Yemeh's Houthi rebels say that the airport is a legitimate target as it has been used as a base for the Saudi coalition's widely condemned bombing campaign in Yemen.
Saudi Arabia has said it foiled a Houthi drone attack on a southern airport just days before the new US administration is to stop designating the Yemeni rebels as a "terror" group.
Saudi air defences "intercepted and destroyed a drone rigged with explosives which had been launched by the Houthis against Abha airport," the Saudi-led coalition fighting the rebels said in a statement quoted by state television.
Abha airport was already targeted by the rebels on Wednesday, when a drone strike left a civilian aircraft ablaze.
The Houthis say that the airport, little more than 100 kilometres (60 miles) from the border, is a legitimate target as it has been used as a base for the coalition's widely condemned bombing campaign in Yemen.
Saudi Arabia and its allies say that Houthi attacks on the airport amount to "war crimes" as the airport is heavily used by Saudis enjoying the milder climate of the mountains around Abha.
Despite nearly six years of Saudi-led military intervention, the Houthis remain in control of the Yemeni capital Sanaa and much of the north, and aid groups say they have little choice but to work with them.
The State Department condemned Wednesday's strike on the airport but Blinken said the terror designation of the Houthi movement would still be lifted as planned next Tuesday.
He said sanctions on individual Houthi leaders would remain in place.
"The United States remains clear-eyed about Ansarullah's malign actions and aggression," Blinken said, referring to the Houthi movement by its formal name.
Short-lived terror label
Wednesday's drone attack came hot on the heels of US Secretary of State Antony Blinken's announcement that he would lift the terror designation of the Houthis imposed by his predecessor Mike Pompeo.
The United States announced revoking the designation effective from February 16, a reversal by the Biden administration welcomed by the United Nations and humanitarian groups who feared former president Donald Trump's actions would impede aid deliveries to the conflict-torn country facing the world’s worst humanitarian crisis.
US Secretary of State Antony Blinken on Friday called President Joe Biden’s decision to rescind the designation “a recognition of the dire humanitarian situation in Yemen.”
He said the new US administration listened to warnings from the United Nations, humanitarian groups, bipartisan members of Congress and others “that the designations could have a devastating impact on Yemenis’ access to basic commodities like food and fuel.”

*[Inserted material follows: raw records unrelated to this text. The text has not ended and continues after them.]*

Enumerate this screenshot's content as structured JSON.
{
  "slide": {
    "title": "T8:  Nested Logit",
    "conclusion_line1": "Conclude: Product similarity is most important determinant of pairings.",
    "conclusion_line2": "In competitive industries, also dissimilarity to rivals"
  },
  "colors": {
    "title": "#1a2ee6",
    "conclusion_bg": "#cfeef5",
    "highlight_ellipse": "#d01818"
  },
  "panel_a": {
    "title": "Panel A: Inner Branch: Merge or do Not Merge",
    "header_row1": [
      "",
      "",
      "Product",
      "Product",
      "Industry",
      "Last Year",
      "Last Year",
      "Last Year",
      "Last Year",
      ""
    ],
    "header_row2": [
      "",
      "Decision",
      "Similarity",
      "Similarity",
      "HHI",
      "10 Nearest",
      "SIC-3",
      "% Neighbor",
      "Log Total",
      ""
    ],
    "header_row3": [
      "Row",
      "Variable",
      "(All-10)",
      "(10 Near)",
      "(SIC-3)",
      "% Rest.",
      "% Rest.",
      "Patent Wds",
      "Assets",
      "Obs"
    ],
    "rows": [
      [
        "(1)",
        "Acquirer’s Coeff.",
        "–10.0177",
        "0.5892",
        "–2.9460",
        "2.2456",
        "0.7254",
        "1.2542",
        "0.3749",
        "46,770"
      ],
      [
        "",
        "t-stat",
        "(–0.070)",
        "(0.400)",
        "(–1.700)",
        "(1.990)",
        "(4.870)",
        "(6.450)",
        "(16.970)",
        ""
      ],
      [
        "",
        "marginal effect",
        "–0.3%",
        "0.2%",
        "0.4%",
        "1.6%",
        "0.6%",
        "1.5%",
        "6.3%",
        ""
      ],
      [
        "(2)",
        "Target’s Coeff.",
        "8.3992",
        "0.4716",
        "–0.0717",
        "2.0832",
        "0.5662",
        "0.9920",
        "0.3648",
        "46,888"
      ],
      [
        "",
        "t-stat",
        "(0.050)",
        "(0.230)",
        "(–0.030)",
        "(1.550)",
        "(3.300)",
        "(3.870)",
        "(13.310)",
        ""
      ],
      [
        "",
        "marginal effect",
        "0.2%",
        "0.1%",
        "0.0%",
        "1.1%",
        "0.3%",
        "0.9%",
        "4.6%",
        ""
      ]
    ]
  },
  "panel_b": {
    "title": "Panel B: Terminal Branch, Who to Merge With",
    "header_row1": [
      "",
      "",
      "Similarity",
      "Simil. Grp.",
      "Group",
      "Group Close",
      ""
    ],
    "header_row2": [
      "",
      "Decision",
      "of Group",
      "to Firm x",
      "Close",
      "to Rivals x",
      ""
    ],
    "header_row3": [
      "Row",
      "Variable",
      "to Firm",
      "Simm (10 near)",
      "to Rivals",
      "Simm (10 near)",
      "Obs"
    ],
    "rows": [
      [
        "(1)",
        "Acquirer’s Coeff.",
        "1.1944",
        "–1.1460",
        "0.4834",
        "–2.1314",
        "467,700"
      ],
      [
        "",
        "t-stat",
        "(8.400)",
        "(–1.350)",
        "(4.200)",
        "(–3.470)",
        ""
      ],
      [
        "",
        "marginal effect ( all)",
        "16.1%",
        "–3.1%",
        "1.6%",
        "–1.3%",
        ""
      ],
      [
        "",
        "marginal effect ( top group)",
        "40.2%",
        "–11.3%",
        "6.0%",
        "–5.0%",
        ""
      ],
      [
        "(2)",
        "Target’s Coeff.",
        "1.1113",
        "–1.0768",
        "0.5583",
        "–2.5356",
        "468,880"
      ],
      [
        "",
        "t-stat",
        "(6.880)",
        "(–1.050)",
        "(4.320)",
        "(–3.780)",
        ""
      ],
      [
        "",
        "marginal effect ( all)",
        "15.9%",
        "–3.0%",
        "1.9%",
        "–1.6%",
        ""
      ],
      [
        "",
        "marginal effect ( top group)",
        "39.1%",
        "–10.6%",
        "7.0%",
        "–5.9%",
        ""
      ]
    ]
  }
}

Yemen imports 90 percent of its food, nearly all purchased through commercial channels, and UN humanitarian chief Mark Lowcock warned last month that US designation of the Houthis already had companies pulling back from dealing with the Yemenis and would likely lead to “a large-scale famine on a scale that we have not seen for nearly 40 years.”
UN spokesman Stephane Dujarric called the US action “extremely positive.”
In 2014, the rebel Houthis overran the capital, Sanaa, and much of Yemen’s north, driving the government into exile. A US-backed, Saudi-led coalition intervened the following year to try and restore the internationally recognized government, but years of UN efforts to get both sides to agree to a cease-fire and start peace negotiations have not succeeded.
The conflict has been disastrous for Yemen, the Arab world’s poorest country, killing more than 112,000 people, creating a humanitarian disaster, and wrecking infrastructure from roads and hospitals to water and electricity networks.
The State Department confirmed last week that Biden was moving to revoke the designation, a day after the president announced an end to offensive support to Saudi Arabia’s campaign against the Houthis.
The US announcement came on the day that four United Nations agencies said more than 2 million Yemeni children under the age of 5 are expected to endure acute malnutrition in 2021 and urged an end to the conflict.